OGH 14Os139/92

OGH14Os139/9224.11.1992

Der Oberste Gerichtshof hat am 24.November 1992 durch den Senatspräsidenten des Obersten Gerichtshofes Dr.Kral als Vorsitzenden und durch die Hofräte des Obersten Gerichtshofes Dr.Lachner, Hon.Prof.Dr.Brustbauer, Dr.Massauer und Mag.Strieder als weitere Richter, in Gegenwart des Richteramtsanwärters Mag.Fuchs als Schriftführer in der Strafsache gegen Johann F***** wegen des Vergehens der Urkundenfälschung nach § 223 Abs. 2 StGB über die von der Generalprokuratur erhobene Nichtigkeitsbeschwerde zur Wahrung des Gesetzes gegen das Urteil des Landesgerichtes Innsbruck vom 29.Juli 1992, GZ 26 Vr 1411/92-8, nach öffentlicher Verhandlung in Anwesenheit des Vertreters des Generalprokurators, des Generalanwaltes Dr.Fabrizy, und des Angeklagten Johann F***** zu Recht erkannt:

 

Spruch:

Das Urteil des Landesgerichtes Innsbruck vom 29.Juli 1992, GZ 26 Vr 1411/92-8, verletzt das Gesetz in der Bestimmung des § 223 Abs. 2 StGB.

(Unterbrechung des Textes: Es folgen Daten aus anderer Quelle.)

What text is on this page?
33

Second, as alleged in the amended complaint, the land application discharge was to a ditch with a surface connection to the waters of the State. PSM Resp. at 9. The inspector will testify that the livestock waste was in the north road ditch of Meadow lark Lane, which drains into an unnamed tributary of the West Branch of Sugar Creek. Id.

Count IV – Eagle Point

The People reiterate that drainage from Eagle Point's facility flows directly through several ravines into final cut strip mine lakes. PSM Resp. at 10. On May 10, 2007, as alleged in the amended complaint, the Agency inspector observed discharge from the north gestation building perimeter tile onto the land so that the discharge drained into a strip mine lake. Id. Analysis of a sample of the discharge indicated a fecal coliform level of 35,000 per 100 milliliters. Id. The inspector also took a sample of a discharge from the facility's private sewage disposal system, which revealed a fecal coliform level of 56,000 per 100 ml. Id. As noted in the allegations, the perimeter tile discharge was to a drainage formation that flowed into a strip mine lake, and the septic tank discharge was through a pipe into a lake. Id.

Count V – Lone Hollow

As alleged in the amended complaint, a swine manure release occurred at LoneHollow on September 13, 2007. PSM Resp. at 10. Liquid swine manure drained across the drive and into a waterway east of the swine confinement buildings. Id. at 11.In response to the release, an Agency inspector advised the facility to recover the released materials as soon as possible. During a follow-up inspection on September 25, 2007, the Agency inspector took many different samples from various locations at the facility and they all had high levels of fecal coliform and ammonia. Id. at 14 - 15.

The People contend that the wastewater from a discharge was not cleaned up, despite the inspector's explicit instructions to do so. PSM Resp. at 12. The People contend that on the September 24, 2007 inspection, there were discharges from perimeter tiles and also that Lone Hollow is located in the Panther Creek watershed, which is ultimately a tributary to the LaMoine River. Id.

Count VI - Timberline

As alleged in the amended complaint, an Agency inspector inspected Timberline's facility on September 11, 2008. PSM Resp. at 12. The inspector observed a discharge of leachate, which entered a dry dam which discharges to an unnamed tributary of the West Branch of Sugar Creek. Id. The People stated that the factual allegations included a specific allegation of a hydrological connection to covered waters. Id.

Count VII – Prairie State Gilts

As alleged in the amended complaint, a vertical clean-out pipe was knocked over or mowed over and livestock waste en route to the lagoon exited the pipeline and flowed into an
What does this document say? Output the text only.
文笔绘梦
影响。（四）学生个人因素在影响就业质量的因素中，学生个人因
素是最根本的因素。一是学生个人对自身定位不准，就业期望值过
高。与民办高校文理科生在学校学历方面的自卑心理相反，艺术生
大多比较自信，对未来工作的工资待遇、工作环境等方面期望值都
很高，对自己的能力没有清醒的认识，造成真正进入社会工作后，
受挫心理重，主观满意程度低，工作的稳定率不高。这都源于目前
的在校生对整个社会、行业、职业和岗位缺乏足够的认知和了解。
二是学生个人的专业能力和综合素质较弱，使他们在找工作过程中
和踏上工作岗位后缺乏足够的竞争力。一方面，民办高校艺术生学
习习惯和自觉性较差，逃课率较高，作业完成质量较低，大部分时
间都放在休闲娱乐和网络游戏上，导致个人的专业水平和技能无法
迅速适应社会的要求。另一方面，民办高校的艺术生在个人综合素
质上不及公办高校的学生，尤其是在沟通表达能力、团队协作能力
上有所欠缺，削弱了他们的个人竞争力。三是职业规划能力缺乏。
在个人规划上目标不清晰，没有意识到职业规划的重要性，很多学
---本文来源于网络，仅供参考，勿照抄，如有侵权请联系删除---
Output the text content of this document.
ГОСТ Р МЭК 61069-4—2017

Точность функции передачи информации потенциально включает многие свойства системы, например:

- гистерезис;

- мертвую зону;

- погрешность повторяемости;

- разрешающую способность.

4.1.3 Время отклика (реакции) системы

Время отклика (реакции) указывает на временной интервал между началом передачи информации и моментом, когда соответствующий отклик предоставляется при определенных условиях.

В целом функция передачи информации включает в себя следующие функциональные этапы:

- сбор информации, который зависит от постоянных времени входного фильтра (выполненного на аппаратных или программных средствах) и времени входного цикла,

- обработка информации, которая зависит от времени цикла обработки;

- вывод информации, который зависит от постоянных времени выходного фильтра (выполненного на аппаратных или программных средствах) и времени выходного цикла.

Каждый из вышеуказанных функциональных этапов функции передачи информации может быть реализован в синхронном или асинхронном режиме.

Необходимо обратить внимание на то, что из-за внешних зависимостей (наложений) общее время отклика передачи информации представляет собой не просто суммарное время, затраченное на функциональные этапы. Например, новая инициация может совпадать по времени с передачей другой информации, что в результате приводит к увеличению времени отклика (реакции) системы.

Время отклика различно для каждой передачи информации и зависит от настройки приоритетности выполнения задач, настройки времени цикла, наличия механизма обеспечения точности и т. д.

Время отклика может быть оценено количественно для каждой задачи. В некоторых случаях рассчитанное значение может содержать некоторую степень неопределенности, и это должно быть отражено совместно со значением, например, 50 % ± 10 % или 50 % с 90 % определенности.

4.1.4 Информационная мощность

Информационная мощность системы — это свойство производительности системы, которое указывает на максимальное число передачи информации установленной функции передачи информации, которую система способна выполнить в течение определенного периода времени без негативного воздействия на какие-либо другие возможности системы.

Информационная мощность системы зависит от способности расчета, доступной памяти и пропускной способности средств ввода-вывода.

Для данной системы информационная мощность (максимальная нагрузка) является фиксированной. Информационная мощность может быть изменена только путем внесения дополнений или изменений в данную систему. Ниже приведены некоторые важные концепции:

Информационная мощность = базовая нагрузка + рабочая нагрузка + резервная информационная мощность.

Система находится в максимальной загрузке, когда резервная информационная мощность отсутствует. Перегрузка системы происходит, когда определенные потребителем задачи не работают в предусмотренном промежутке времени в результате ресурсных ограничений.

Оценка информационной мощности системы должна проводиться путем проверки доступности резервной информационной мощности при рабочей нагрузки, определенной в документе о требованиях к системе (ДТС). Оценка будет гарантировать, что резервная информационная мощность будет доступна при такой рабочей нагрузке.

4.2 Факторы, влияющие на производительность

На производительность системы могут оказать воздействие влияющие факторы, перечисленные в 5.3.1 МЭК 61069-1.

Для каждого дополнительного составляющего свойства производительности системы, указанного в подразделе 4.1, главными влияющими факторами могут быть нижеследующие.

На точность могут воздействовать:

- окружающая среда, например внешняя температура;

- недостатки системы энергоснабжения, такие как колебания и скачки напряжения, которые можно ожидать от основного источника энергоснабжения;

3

Das Urteil wird aufgehoben und es wird die Sache zur neuerlichen Verhandlung und Entscheidung an das Bezirksgericht Hopfgarten verwiesen.

Text

Gründe:

Mit dem im Spruch bezeichneten Urteil wurde der am 15.Februar 1931 geborene Landwirt Johann F***** des Vergehens der Urkundenfälschung nach § 223 Abs. 2 StGB schuldig erkannt. Darnach hat er eine falsche Urkunde zum Beweis einer Tatsache im Rechtsverkehr gebraucht, indem er am 21.Februar 1992 am Gemeindeamt I***** einen Wahlvorschlag gemäß § 40 der Tiroler Gemeindewahlordnung 1991 vorlegte, auf dem er einerseits die Unterschriften des Josef R*****, des Rupert H***** und des Josef G***** nachgemacht und andererseits mit der Schreibmaschine den Namen "Jakob S*****, 1935" neben einen nicht von dieser Person stammenden Namenszug gesetzt hat.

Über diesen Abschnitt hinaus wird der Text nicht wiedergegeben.